Article 9. Final provisions

  1. In case of any changes to this Regulation, GPOWER shall notify the Clients within the website of GPOWER and by sending a notice of the Regulation change to the registered Clients to the e-mail address attributed to their account (along with the updated Regulation attached in PDF format). The updated version of the Regulation shall enter into force on the date specified in its change, but no earlier than within 7 days of the date of its announcement, provided that technical and informational changes or changes which do not result in the Clients’ standing deterioration might take place at shorter notice. For the Clients who have placed Orders before the new Regulation has entered into force, the previously binding Regulation shall apply. The changed Regulation is binding for a registered Client, who does not withdraw from an account agreement within GPOWER (does not resign from the Account in accordance with the provisions mentioned in Article 2 Paragraph 12 of this Regulation) before the date of the new Regulation has entered into force.
  2. For statistical purposes and to ensure the highest quality of services GPOWER uses the information stored by a server on the terminal equipment of the Client, which is then read at each connection of the browser (cookie files). The purpose is to facilitate browsing the page with the next visit to the service. The User decides which cookies are stored and how it is made by setting the browser (commonly used ones: Mozilla Firefox, Internet Explorer, Google Chrome, Opera, Safari, Microsoft Edge). The default settings of web browsers allow the storage of cookie files.

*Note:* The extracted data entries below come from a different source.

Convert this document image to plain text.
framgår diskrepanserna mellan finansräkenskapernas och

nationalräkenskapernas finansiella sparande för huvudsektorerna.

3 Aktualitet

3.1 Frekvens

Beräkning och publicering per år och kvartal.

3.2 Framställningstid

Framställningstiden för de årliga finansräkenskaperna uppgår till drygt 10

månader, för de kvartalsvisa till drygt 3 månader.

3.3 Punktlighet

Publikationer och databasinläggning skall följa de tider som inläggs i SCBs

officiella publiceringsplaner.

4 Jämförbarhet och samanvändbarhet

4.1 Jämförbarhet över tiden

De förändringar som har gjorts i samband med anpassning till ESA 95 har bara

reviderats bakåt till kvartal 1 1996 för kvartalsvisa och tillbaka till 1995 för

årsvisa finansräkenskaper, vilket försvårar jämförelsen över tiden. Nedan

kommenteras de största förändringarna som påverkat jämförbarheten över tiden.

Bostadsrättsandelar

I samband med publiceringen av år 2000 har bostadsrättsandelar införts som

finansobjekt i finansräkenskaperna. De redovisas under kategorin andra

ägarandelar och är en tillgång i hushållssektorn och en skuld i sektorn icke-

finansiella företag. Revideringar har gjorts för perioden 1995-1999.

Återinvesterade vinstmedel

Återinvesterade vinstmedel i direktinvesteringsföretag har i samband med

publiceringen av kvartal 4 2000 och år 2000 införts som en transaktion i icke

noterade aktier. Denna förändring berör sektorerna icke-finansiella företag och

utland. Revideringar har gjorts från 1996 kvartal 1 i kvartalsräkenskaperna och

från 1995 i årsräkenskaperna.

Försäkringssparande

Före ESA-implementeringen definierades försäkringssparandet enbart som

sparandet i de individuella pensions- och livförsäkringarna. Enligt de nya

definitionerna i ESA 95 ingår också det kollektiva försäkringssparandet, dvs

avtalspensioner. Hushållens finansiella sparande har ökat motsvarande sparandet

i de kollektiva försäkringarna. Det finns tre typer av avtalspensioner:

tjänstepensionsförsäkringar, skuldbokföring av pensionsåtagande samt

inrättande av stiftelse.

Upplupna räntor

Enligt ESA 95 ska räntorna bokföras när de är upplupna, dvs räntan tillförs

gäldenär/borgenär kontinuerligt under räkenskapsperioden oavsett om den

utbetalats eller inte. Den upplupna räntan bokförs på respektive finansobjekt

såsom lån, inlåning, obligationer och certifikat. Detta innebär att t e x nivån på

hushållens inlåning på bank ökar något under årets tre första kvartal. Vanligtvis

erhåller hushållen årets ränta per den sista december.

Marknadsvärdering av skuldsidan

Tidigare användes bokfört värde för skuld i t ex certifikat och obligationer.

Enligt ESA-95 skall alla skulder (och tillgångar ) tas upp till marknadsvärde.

  3. It is forbidden for the Clients to use any graphic elements (including the logo of GPOWER), the layout and design of GPOWER websites, and any other intellectual property rights without a clear written consent of the Seller.
  4. Nothing in this Regulation shall affect any rights of the Client under the Act of May 30, 2014 about consumer rights (Journal of Laws of 2014, Item 827 with subsequent amendments) or any applicable law provisions. Nothing in this Regulation may be interpreted as being intended to exclude or reduce liability which exclusion or reduction is not forbidden under applicable law.
  5. The Polish law shall be applicable to sale agreements between the Client and the Seller under the conditions specified in the Regulation.
  6. Any disputes between the Client not being a consumer and the Seller resulting from applying this Regulation shall be settled by the competent common court in Gorzów Wlkp.